Pour Mélenchon, le caractère terroriste du 7-Octobre peut être questionné
information fournie par AFP 26/06/2026 à 17:04

Jean-Luc Mélenchon le 23 juin 2026, à Paris ( AFP / Alain JOCARD )

Le leader de la France insoumise Jean-Luc Mélenchon a estimé possible de questionner le caractère terroriste des massacres du 7-Octobre, lors d'une intervention en soutien au militant d'extrême gauche Anasse Kazib, qui devait être jugé jeudi à Paris pour apologie du terrorisme pour avoir célébré la "résistance palestinienne" le jour de l'attaque sanglante du Hamas en Israël.

S'exprimant lors d'un rassemblement de soutien organisé devant le tribunal de Paris, Jean-Luc Mélenchon a fait un long développement pour contester l'inscription dans le droit pénal de la notion "d'apologie du terrorisme" décidée pendant le quinquennat Hollande.

Cela "peut faire croire qu'en effet, il y aurait parmi nous des gens qui se réjouiraient du terrorisme, à supposer que les actes dont on parle soient bien du terrorisme", a déclaré le candidat à la présidentielle dans cette intervention filmée et mise en ligne sur le site Révolution permanente, l'organisation d'Anasse Kazib.
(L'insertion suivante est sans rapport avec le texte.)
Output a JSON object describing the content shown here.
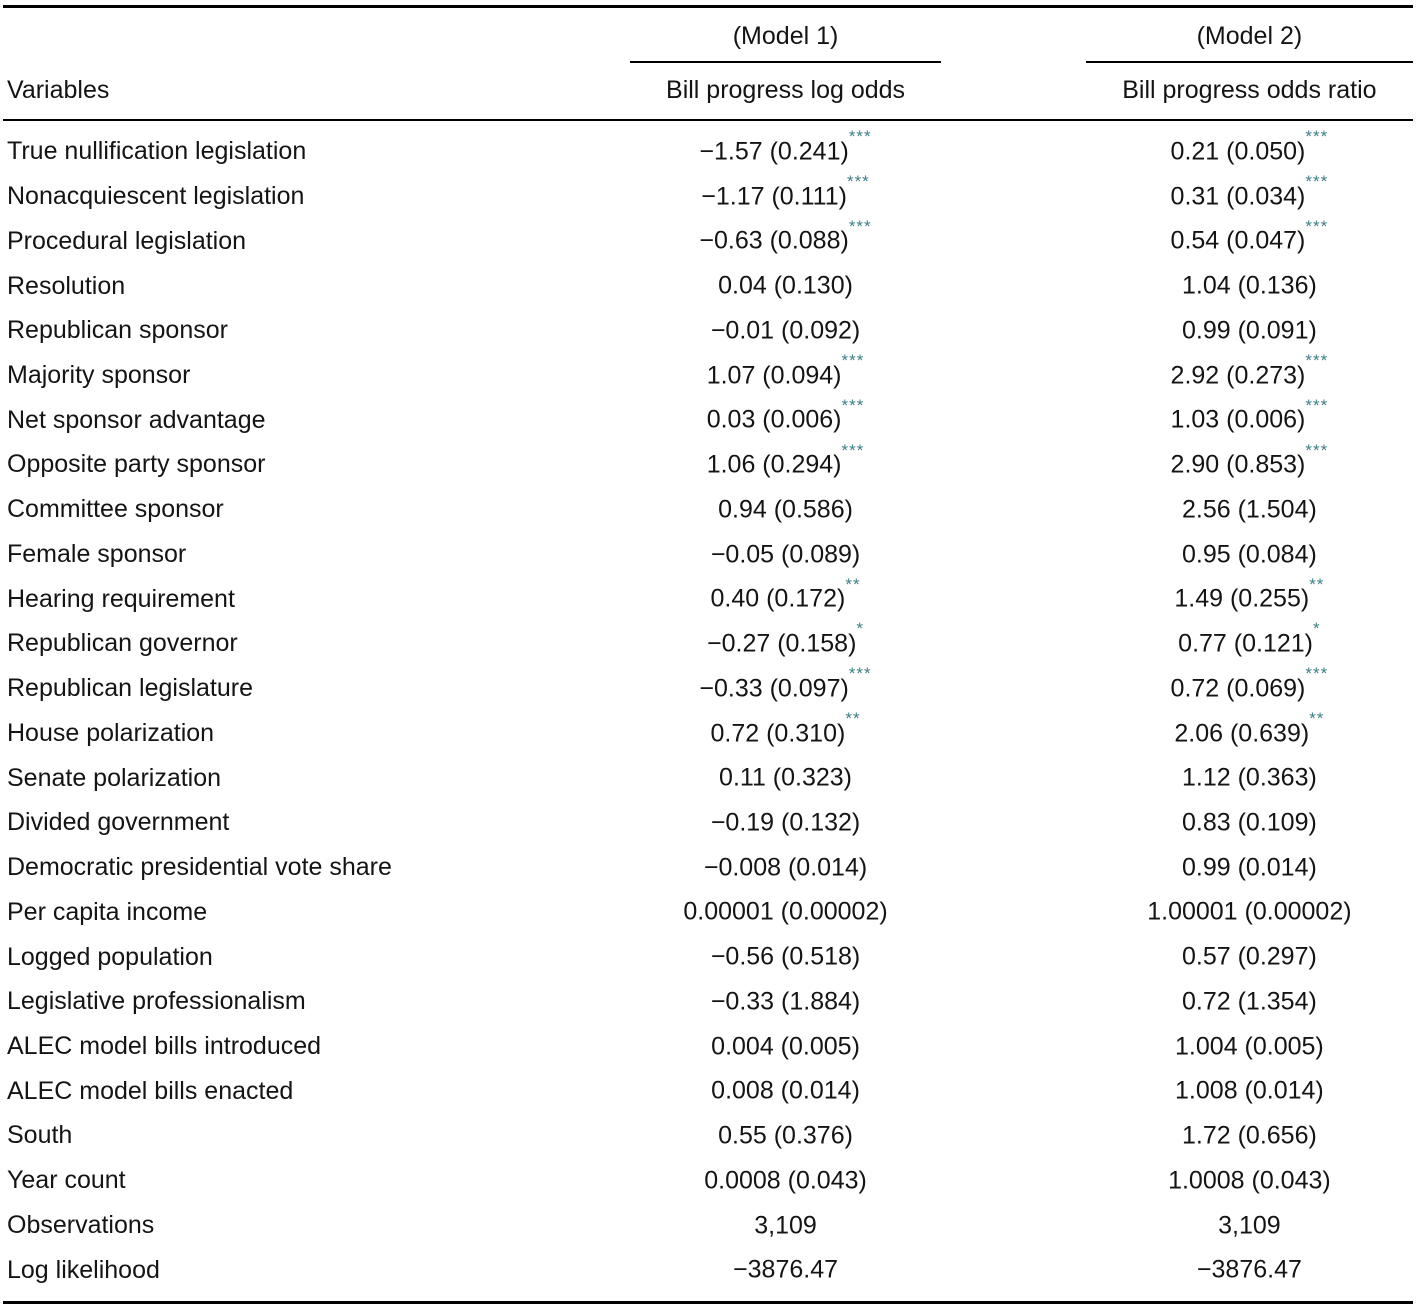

"Car la question de la forme de la résistance que l'on oppose à une oppression et à une occupation, quel que soit l'avis qu'on puisse avoir entre nous et chacun pour soi, est une affaire qui se discute parce que le droit international sur ce point permet que cela soit discuté", a-t-il ajouté.

Le 7 octobre 2023, LFI avait créé la polémique en assimilant les attaques du Hamas à une "offensive armée de forces palestiniennes", en ne soulignant pas leur caractère terroriste et en jugeant qu'il fallait les "contextualiser".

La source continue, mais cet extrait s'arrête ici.